Hacker News new | ask | show | jobs
by jj12345 3079 days ago
Maybe an expert will chime in here, but I recall learning that several concepts in ML are derived from or in parallel to the BIC. Many use feature AIC/BIC measures for feature selection.

On a separate note, AIC/BIC are prevalent in linear regression models because they are extremely well-behaved in comparison to some other models. This has generated enormous amounts of field-specific experimental literature. For instance, economists can form expectations for AIC/BIC measurements dependent on the study-type.

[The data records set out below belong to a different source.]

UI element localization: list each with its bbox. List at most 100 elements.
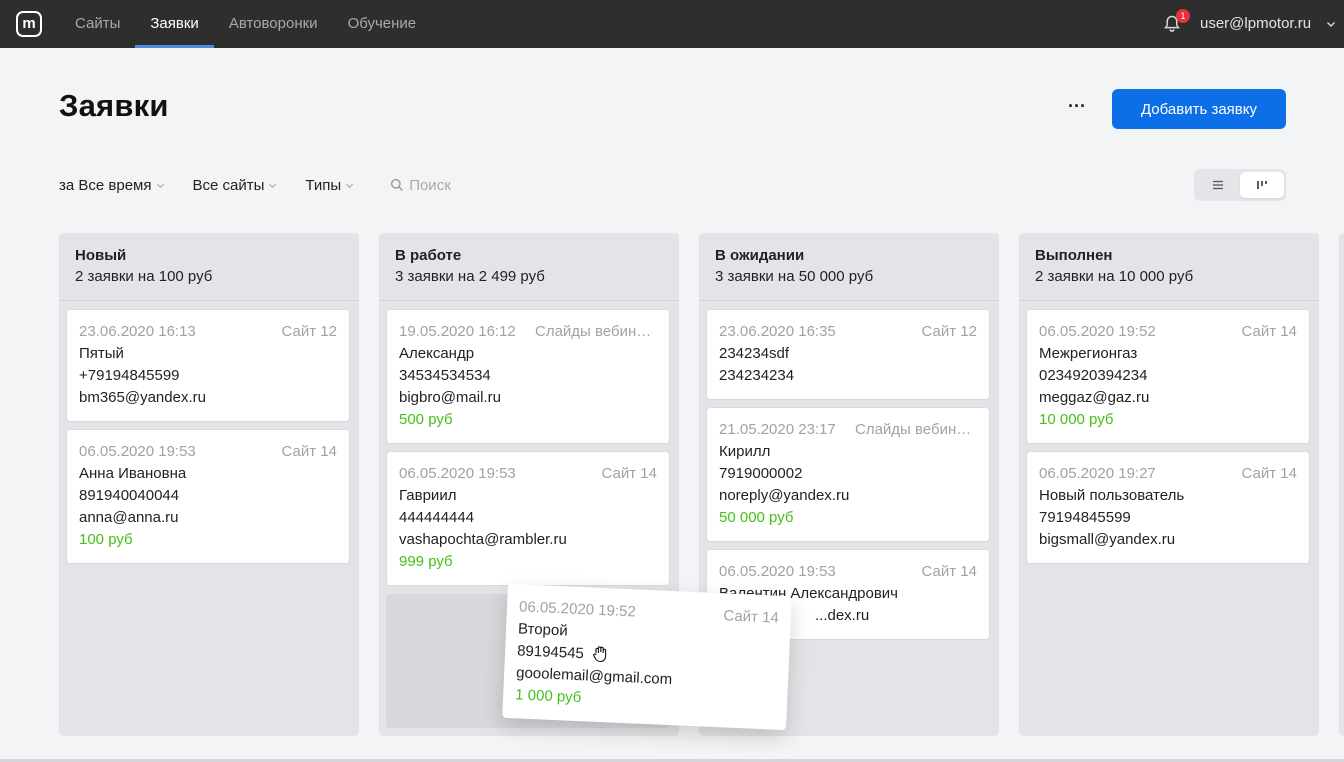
card-site: Слайды вебинара <box>855 421 977 438</box>
nav-item-autofunnels[interactable]: Автоворонки <box>214 0 333 48</box>
card-name: Пятый <box>79 345 124 362</box>
card-phone: 891940040044 <box>79 487 180 504</box>
column-header: В работе 3 заявки на 2 499 руб <box>379 233 679 301</box>
card-date: 23.06.2020 16:13 <box>79 323 196 340</box>
chevron-down-icon <box>156 183 164 188</box>
card-email: noreply@yandex.ru <box>719 487 850 504</box>
card-email: meggaz@gaz.ru <box>1039 389 1150 406</box>
card-phone: 34534534534 <box>399 367 491 384</box>
card-site: Сайт 14 <box>601 465 657 482</box>
card-price: 10 000 руб <box>1039 411 1114 428</box>
column-header: В ожидании 3 заявки на 50 000 руб <box>699 233 999 301</box>
card-site: Сайт 12 <box>921 323 977 340</box>
card-date: 19.05.2020 16:12 <box>399 323 516 340</box>
card-phone: 234234234 <box>719 367 795 384</box>
card-date: 06.05.2020 19:52 <box>1039 323 1156 340</box>
card-phone: +79194845599 <box>79 367 180 384</box>
column-new: Новый 2 заявки на 100 руб 23.06.2020 16:… <box>59 233 359 736</box>
dragging-request-card[interactable]: 06.05.2020 19:52 Сайт 14 Второй 89194545 … <box>502 583 792 731</box>
list-icon <box>1213 180 1223 190</box>
card-date: 23.06.2020 16:35 <box>719 323 836 340</box>
card-name: Новый пользователь <box>1039 487 1185 504</box>
add-request-button[interactable]: Добавить заявку <box>1112 89 1286 129</box>
card-email: anna@anna.ru <box>79 509 179 526</box>
card-date: 06.05.2020 19:53 <box>79 443 196 460</box>
request-card[interactable]: 06.05.2020 19:53 Сайт 14 Анна Ивановна 89… <box>66 429 350 564</box>
column-title: В работе <box>395 247 462 264</box>
request-card[interactable]: 06.05.2020 19:27 Сайт 14 Новый пользовате… <box>1026 451 1310 564</box>
card-site: Сайт 14 <box>1241 323 1297 340</box>
card-price: 500 руб <box>399 411 453 428</box>
card-phone: 0234920394234 <box>1039 367 1148 384</box>
column-summary: 2 заявки на 10 000 руб <box>1035 268 1194 285</box>
request-card[interactable]: 06.05.2020 19:53 Сайт 14 Гавриил 44444444… <box>386 451 670 586</box>
nav-item-learning[interactable]: Обучение <box>333 0 432 48</box>
card-email: bigbro@mail.ru <box>399 389 501 406</box>
logo-letter: m <box>22 14 36 32</box>
column-header: Новый 2 заявки на 100 руб <box>59 233 359 301</box>
request-card[interactable]: 23.06.2020 16:13 Сайт 12 Пятый +791948455… <box>66 309 350 422</box>
card-site: Сайт 14 <box>921 563 977 580</box>
types-filter[interactable]: Типы <box>305 177 354 194</box>
card-email: bigsmall@yandex.ru <box>1039 531 1176 548</box>
column-title: Выполнен <box>1035 247 1113 264</box>
search-placeholder: Поиск <box>409 176 451 194</box>
period-filter-label: за Все время <box>59 176 152 194</box>
view-toggle <box>1194 169 1286 201</box>
filters-bar: за Все время Все сайты Типы Поиск <box>59 170 451 200</box>
card-date: 06.05.2020 19:53 <box>399 465 516 482</box>
period-filter[interactable]: за Все время <box>59 177 165 194</box>
card-name: Гавриил <box>399 487 457 504</box>
top-bar: m Сайты Заявки Автоворонки Обучение 1 us… <box>0 0 1344 48</box>
nav-item-sites[interactable]: Сайты <box>60 0 135 48</box>
column-title: Новый <box>75 247 127 264</box>
types-filter-label: Типы <box>305 176 342 194</box>
user-email[interactable]: user@lpmotor.ru <box>1200 0 1311 48</box>
lpmotor-logo-icon[interactable]: m <box>16 11 42 37</box>
card-name: Александр <box>399 345 475 362</box>
card-site: Сайт 12 <box>281 323 337 340</box>
chevron-down-icon[interactable] <box>1326 19 1336 29</box>
column-next-edge <box>1339 233 1344 736</box>
card-name: Анна Ивановна <box>79 465 187 482</box>
request-card[interactable]: 19.05.2020 16:12 Слайды вебинара Александ… <box>386 309 670 444</box>
board-view-button[interactable] <box>1240 172 1284 198</box>
card-phone: 7919000002 <box>719 465 803 482</box>
sites-filter-label: Все сайты <box>192 176 265 194</box>
card-price: 50 000 руб <box>719 509 794 526</box>
card-name: Кирилл <box>719 443 771 460</box>
request-card[interactable]: 23.06.2020 16:35 Сайт 12 234234sdf 234234… <box>706 309 990 400</box>
card-date: 06.05.2020 19:27 <box>1039 465 1156 482</box>
page-title: Заявки <box>59 88 169 123</box>
grab-cursor-icon <box>593 646 607 663</box>
kanban-icon <box>1257 181 1267 189</box>
sites-filter[interactable]: Все сайты <box>193 177 278 194</box>
card-price: 999 руб <box>399 553 453 570</box>
column-title: В ожидании <box>715 247 805 264</box>
card-site: Слайды вебинара <box>535 323 657 340</box>
card-name: 234234sdf <box>719 345 790 362</box>
more-options-button[interactable]: ··· <box>1064 96 1090 122</box>
card-name: Межрегионгаз <box>1039 345 1138 362</box>
card-site: Сайт 14 <box>281 443 337 460</box>
request-card[interactable]: 21.05.2020 23:17 Слайды вебинара Кирилл 7… <box>706 407 990 542</box>
nav-item-requests[interactable]: Заявки <box>135 0 214 48</box>
card-price: 100 руб <box>79 531 133 548</box>
search-field[interactable]: Поиск <box>390 177 451 194</box>
main-nav: Сайты Заявки Автоворонки Обучение <box>60 0 431 48</box>
card-phone: 444444444 <box>399 509 475 526</box>
column-summary: 3 заявки на 2 499 руб <box>395 268 545 285</box>
search-icon <box>391 178 404 192</box>
list-view-button[interactable] <box>1196 172 1240 198</box>
column-header: Выполнен 2 заявки на 10 000 руб <box>1019 233 1319 301</box>
card-site: Сайт 14 <box>1241 465 1297 482</box>
column-summary: 3 заявки на 50 000 руб <box>715 268 874 285</box>
notification-badge: 1 <box>1176 9 1190 23</box>
chevron-down-icon <box>269 183 277 188</box>
card-email: bm365@yandex.ru <box>79 389 206 406</box>
column-done: Выполнен 2 заявки на 10 000 руб 06.05.20… <box>1019 233 1319 736</box>
card-email: vashapochta@rambler.ru <box>399 531 567 548</box>
card-date: 06.05.2020 19:53 <box>719 563 836 580</box>
request-card[interactable]: 06.05.2020 19:52 Сайт 14 Межрегионгаз 023… <box>1026 309 1310 444</box>
chevron-down-icon <box>346 183 354 188</box>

Additionally, we already have some decent tools for regularization (albeit model-dependent ones). Counting the nodes of a NN to establish an AIC may not lead to a proper understanding of the free parameters.

This wasn't meant to be an apologists take on why I'm not using AIC/BIC for model selection. If we're talking about "deep learning", then it's definitely a worthwhile goal to examine how to optimize network topologies. The link below mentions using reinforcement learning to learn architecture.

https://research.googleblog.com/2017/05/using-machine-learni...

1 comments

It looks like some work has been done on using AIC for neural networks:

- https://www.sciencedirect.com/science/article/pii/B978044489...

- https://www.sciencedirect.com/science/article/pii/S095219760...

- https://waseda.pure.elsevier.com/en/publications/network-inf...

In principle it would be straightforward, right? AIC = 2k - 2ln(L). So set k = # weights + # biases, and use the log-likelihood as the objective function so you can just read off L from there.

I wonder if the reason why AIC is unpopular is that it's harder to explain to your boss than accuracy, precision, recall, or even proper scoring. This is perhaps more true now that statistical literacy in management increases -- the notion that you can't use training data to estimate performance is becoming popular. Now here comes a magic formula, calculated on the training set, that supposedly tells me how well the model will perform... that's not gonna fly in a lot of settings.

There's also the question of whether it even tells us what we want to know. AIC is an estimate of Kullback-Leibler information of a probability model, under somewhat-restrictive conditions [0]. The question of "why don't we use AIC?" might be the same as the question of "why don't we use proper scoring rules? -- people want to know accuracy, so they just go ahead and estimate accuracy by brute-force resampling. I'm not saying it's right, but until people see tangible value in thinking about their models from a probabilistic perspective, they won't be motivated to do so.

[0]: http://www4.ncsu.edu/~shu3/Presentation/AIC.pdf